The scores permit comparisons among broad areas of achievement at each testing,
and they provide a basis for assessing student growth within each test area from
one testing to the next. Because the test norms provide descriptive information
not affected by atypical characteristics of the local school population, the faculty
can view students' achievements, as can students themselves, against a background
of a broad and representative student population -- a population that few teachers
or students ordinarily have the opportunity to observe firsthand.
These same characteristics enhance the value of the ITED for curriculum studies.
Schoolwide averages, especially when regularly obtained on all students within several
different grades, document trends relatively clearly. Because the normative data
for all tests are based on the same sample of schools, relative strengths and weaknesses
in the local program can be discerned.
Thus, the results from the ITED can be a uniquely useful complement to other sources
of information about students' educational development. Of course, a score alone
is just a number, as restricted or ambiguous in meaning as a word out of context.
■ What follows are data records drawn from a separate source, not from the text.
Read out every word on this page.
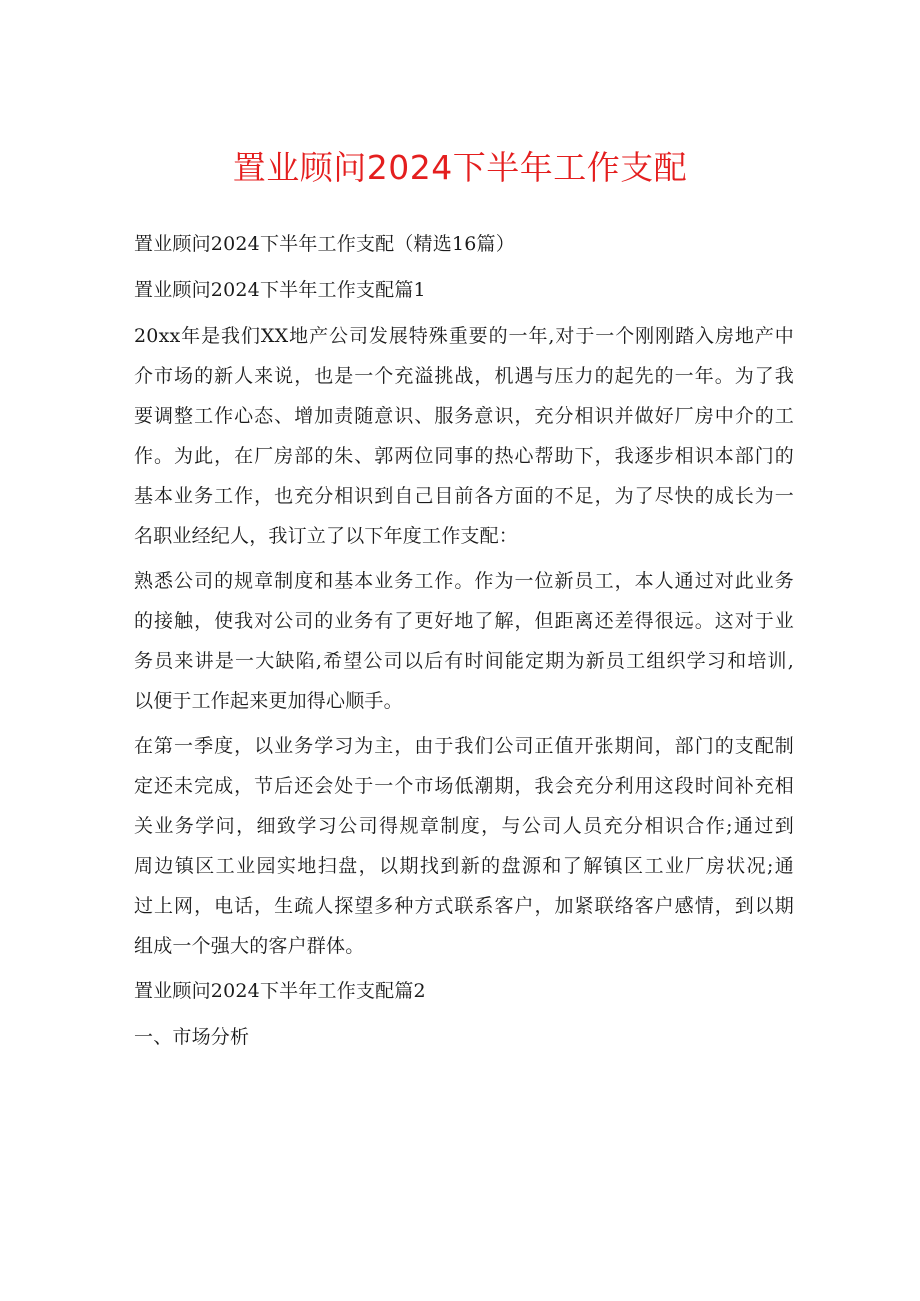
置业顾问2024下半年工作支配

置业顾问2024下半年工作支配（精选16篇）

置业顾问2024下半年工作支配篇1

20xx年是我们XX地产公司发展特殊重要的一年,对于一个刚刚踏入房地产中

介市场的新人来说，也是一个充溢挑战，机遇与压力的起先的一年。为了我

要调整工作心态、增加责随意识、服务意识，充分相识并做好厂房中介的工

作。为此，在厂房部的朱、郭两位同事的热心帮助下，我逐步相识本部门的

基本业务工作，也充分相识到自己目前各方面的不足，为了尽快的成长为一

名职业经纪人，我订立了以下年度工作支配：

熟悉公司的规章制度和基本业务工作。作为一位新员工，本人通过对此业务

的接触，使我对公司的业务有了更好地了解，但距离还差得很远。这对于业

务员来讲是一大缺陷,希望公司以后有时间能定期为新员工组织学习和培训,

以便于工作起来更加得心顺手。

在第一季度，以业务学习为主，由于我们公司正值开张期间，部门的支配制

定还未完成，节后还会处于一个市场低潮期，我会充分利用这段时间补充相

关业务学问，细致学习公司得规章制度，与公司人员充分相识合作;通过到

周边镇区工业园实地扫盘，以期找到新的盘源和了解镇区工业厂房状况;通

过上网，电话，生疏人探望多种方式联系客户，加紧联络客户感情，到以期

组成一个强大的客户群体。

置业顾问2024下半年工作支配篇2

一、市场分析
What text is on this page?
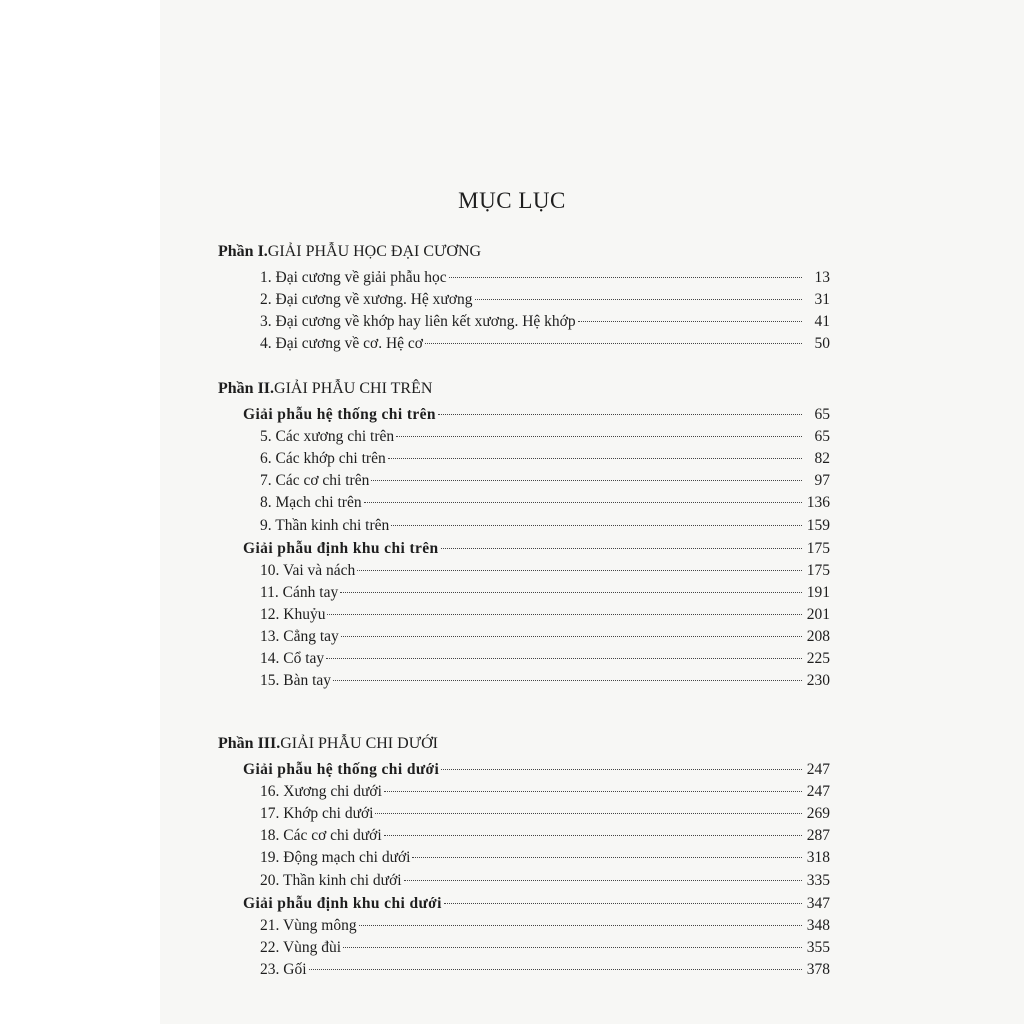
MỤC LỤC
Phần I. GIẢI PHẪU HỌC ĐẠI CƯƠNG
1. Đại cương về giải phẫu học	13
2. Đại cương về xương. Hệ xương	31
3. Đại cương về khớp hay liên kết xương. Hệ khớp	41
4. Đại cương về cơ. Hệ cơ	50
Phần II. GIẢI PHẪU CHI TRÊN
Giải phẫu hệ thống chi trên	65
5. Các xương chi trên	65
6. Các khớp chi trên	82
7. Các cơ chi trên	97
8. Mạch chi trên	136
9. Thần kinh chi trên	159
Giải phẫu định khu chi trên	175
10. Vai và nách	175
11. Cánh tay	191
12. Khuỷu	201
13. Cẳng tay	208
14. Cổ tay	225
15. Bàn tay	230
Phần III. GIẢI PHẪU CHI DƯỚI
Giải phẫu hệ thống chi dưới	247
16. Xương chi dưới	247
17. Khớp chi dưới	269
18. Các cơ chi dưới	287
19. Động mạch chi dưới	318
20. Thần kinh chi dưới	335
Giải phẫu định khu chi dưới	347
21. Vùng mông	348
22. Vùng đùi	355
23. Gối	378
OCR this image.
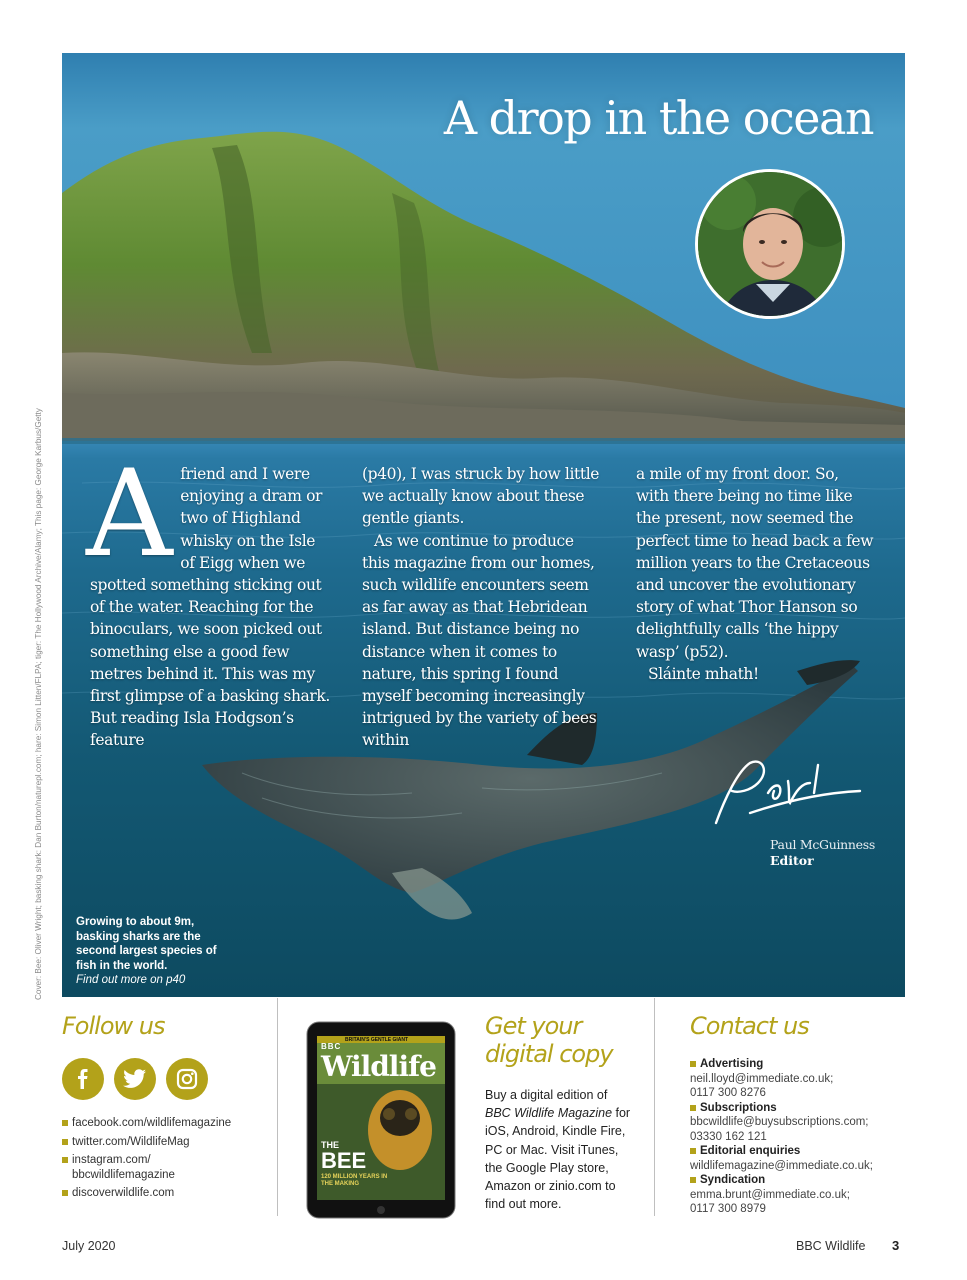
A drop in the ocean
A friend and I were enjoying a dram or two of Highland whisky on the Isle of Eigg when we spotted something sticking out of the water. Reaching for the binoculars, we soon picked out something else a good few metres behind it. This was my first glimpse of a basking shark. But reading Isla Hodgson’s feature

(p40), I was struck by how little we actually know about these gentle giants.

As we continue to produce this magazine from our homes, such wildlife encounters seem as far away as that Hebridean island. But distance being no distance when it comes to nature, this spring I found myself becoming increasingly intrigued by the variety of bees within

a mile of my front door. So, with there being no time like the present, now seemed the perfect time to head back a few million years to the Cretaceous and uncover the evolutionary story of what Thor Hanson so delightfully calls ‘the hippy wasp’ (p52).

Sláinte mhath!

Paul McGuinness
Editor
Growing to about 9m, basking sharks are the second largest species of fish in the world.
Find out more on p40
Cover: Bee: Oliver Wright; basking shark: Dan Burton/naturepl.com; hare: Simon Litten/FLPA; tiger: The Hollywood Archive/Alamy; This page: George Karbus/Getty
Follow us
facebook.com/wildlifemagazine
twitter.com/WildlifeMag
instagram.com/ bbcwildlifemagazine
discoverwildlife.com
BBC
BRITAIN'S GENTLE GIANT
Wildlife
THE
BEE
120 MILLION YEARS IN THE MAKING
Get your
digital copy
Buy a digital edition of BBC Wildlife Magazine for iOS, Android, Kindle Fire, PC or Mac. Visit iTunes, the Google Play store, Amazon or zinio.com to find out more.
Contact us
Advertising
neil.lloyd@immediate.co.uk;
0117 300 8276
Subscriptions
bbcwildlife@buysubscriptions.com;
03330 162 121
Editorial enquiries
wildlifemagazine@immediate.co.uk;
Syndication
emma.brunt@immediate.co.uk;
0117 300 8979
July 2020	BBC Wildlife 3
How worthwhile the results will actually be to individual teachers depends to a
large extent on their familiarity with the test content, with the meaning of the
scores reported, and with the interpretations of the results that can appropriately
be made.
Familiarity with the test content can be achieved in various ways. Thus, teachers
and others who will be interpreting the results are encouraged to take these tests
to gain a greater understanding of the skills being measured by the tests.